What the Background Does

The service worker acts as the orchestrator for the entire flow:

  • Receives video data from the YouTube content script
  • Receives user actions from the popup (which Notebook to use, whether to create a new one)
  • Finds or creates the NotebookLM tab and passes instructions into it
  • The NotebookLM content script then makes the actual batchexecute API calls

One particularly clever detail: the batchexecute calls are made from within the NotebookLM tab’s content script. This means the session cookie is automatically included in every request — no additional authentication handling required.

Putting It All Together

This extension works because of three techniques working in concert:

  1. Reverse-engineered batchexecute: No API? Find your own.
  2. DOM scraping: No endpoint for the Notebook list? Scrape the screen.
  3. Cross-tab messaging: Bypass CORS by having the NotebookLM tab make its own requests.

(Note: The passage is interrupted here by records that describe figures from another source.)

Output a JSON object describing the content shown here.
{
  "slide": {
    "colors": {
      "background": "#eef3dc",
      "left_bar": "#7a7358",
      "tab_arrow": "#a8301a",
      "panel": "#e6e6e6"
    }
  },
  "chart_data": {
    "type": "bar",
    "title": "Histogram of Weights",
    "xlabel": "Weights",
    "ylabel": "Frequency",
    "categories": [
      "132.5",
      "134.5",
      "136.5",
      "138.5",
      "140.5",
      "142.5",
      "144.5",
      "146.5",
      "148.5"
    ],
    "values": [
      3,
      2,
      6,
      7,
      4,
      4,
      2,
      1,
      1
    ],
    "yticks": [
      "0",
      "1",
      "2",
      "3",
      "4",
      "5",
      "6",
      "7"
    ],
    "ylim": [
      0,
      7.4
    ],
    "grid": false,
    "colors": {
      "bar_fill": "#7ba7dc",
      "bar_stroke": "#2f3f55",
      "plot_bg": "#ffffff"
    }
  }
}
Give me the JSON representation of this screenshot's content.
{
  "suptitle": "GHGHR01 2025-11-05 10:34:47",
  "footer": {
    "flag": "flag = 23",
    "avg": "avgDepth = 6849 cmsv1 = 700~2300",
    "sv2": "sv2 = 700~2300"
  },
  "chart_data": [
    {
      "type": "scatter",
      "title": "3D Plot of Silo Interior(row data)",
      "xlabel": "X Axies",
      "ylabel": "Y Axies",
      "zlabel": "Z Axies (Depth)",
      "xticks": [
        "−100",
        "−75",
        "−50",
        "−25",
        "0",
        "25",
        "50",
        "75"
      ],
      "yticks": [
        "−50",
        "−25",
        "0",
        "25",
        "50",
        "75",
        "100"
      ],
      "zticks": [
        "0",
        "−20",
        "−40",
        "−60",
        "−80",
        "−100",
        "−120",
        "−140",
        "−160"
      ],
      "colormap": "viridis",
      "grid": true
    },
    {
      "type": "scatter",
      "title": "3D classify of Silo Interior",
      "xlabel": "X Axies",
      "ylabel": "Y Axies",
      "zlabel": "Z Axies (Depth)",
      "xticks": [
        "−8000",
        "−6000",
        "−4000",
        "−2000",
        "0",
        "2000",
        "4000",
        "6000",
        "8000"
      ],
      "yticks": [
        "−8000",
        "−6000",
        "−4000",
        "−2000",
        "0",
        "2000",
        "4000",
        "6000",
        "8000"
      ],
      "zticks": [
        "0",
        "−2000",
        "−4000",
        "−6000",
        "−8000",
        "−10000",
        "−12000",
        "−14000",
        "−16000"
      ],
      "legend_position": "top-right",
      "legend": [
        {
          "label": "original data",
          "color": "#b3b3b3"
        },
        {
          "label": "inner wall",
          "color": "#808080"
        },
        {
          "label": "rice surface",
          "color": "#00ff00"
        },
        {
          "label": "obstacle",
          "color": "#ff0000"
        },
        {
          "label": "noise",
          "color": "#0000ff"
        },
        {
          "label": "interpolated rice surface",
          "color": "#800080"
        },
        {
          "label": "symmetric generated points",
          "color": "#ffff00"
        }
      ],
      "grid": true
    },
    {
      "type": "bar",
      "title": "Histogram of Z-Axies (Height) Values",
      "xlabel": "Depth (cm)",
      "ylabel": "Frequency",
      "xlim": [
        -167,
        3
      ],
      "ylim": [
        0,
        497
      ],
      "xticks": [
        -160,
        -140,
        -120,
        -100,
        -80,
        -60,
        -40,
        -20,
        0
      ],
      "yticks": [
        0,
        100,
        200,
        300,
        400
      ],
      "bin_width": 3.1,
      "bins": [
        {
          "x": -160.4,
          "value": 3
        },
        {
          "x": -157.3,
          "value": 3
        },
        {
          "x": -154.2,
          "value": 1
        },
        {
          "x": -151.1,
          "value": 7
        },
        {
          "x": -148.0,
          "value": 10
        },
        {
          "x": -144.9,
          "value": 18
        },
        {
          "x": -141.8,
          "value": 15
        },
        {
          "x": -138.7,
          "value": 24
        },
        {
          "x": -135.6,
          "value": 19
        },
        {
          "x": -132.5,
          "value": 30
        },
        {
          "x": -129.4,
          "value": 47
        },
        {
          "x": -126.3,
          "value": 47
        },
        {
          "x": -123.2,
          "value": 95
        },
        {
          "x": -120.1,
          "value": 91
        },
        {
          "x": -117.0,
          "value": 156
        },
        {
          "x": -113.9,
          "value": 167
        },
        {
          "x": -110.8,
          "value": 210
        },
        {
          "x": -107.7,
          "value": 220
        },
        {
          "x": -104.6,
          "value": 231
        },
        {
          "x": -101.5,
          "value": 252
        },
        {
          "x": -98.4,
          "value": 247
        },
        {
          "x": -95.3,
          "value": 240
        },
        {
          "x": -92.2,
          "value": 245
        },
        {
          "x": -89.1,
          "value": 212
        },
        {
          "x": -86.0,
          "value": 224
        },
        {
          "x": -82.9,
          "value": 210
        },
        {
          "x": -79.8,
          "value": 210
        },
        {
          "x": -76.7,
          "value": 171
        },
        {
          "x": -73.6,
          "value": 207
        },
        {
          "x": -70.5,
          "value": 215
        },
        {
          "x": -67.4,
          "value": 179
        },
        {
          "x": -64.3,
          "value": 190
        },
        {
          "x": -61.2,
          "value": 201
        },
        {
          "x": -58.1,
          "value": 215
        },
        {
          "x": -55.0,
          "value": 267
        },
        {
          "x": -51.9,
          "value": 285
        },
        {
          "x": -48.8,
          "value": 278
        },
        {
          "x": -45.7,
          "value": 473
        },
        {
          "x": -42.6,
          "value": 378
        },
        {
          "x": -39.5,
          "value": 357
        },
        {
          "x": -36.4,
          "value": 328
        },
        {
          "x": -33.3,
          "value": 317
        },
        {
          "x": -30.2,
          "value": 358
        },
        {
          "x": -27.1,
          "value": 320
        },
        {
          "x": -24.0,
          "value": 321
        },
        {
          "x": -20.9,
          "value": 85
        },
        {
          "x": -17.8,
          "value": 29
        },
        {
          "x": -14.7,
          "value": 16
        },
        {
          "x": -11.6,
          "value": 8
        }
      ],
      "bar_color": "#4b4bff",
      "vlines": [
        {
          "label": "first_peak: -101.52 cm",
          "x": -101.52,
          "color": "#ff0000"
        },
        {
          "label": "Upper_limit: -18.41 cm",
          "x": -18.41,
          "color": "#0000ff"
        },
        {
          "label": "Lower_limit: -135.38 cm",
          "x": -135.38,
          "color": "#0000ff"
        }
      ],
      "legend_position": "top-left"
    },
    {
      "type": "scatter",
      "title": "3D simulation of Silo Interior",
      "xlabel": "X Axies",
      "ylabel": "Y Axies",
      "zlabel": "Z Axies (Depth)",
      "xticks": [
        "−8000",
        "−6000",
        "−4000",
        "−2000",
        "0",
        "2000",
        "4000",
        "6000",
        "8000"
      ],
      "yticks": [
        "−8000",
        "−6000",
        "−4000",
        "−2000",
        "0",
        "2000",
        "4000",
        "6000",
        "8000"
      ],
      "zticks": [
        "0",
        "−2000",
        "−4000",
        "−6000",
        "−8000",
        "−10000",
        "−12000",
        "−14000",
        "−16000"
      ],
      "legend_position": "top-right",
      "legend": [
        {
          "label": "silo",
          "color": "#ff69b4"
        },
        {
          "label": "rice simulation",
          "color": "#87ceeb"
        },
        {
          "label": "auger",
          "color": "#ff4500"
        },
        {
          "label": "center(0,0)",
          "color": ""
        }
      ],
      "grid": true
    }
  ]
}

The design is clever, but it’s fundamentally walking a tightrope — any Google update at any layer could break it overnight. For developers looking to build similar integrations, this is an excellent reference showing just how much automation you can achieve with Content Scripts + Service Workers + reverse engineering, even when there’s no official API to work with.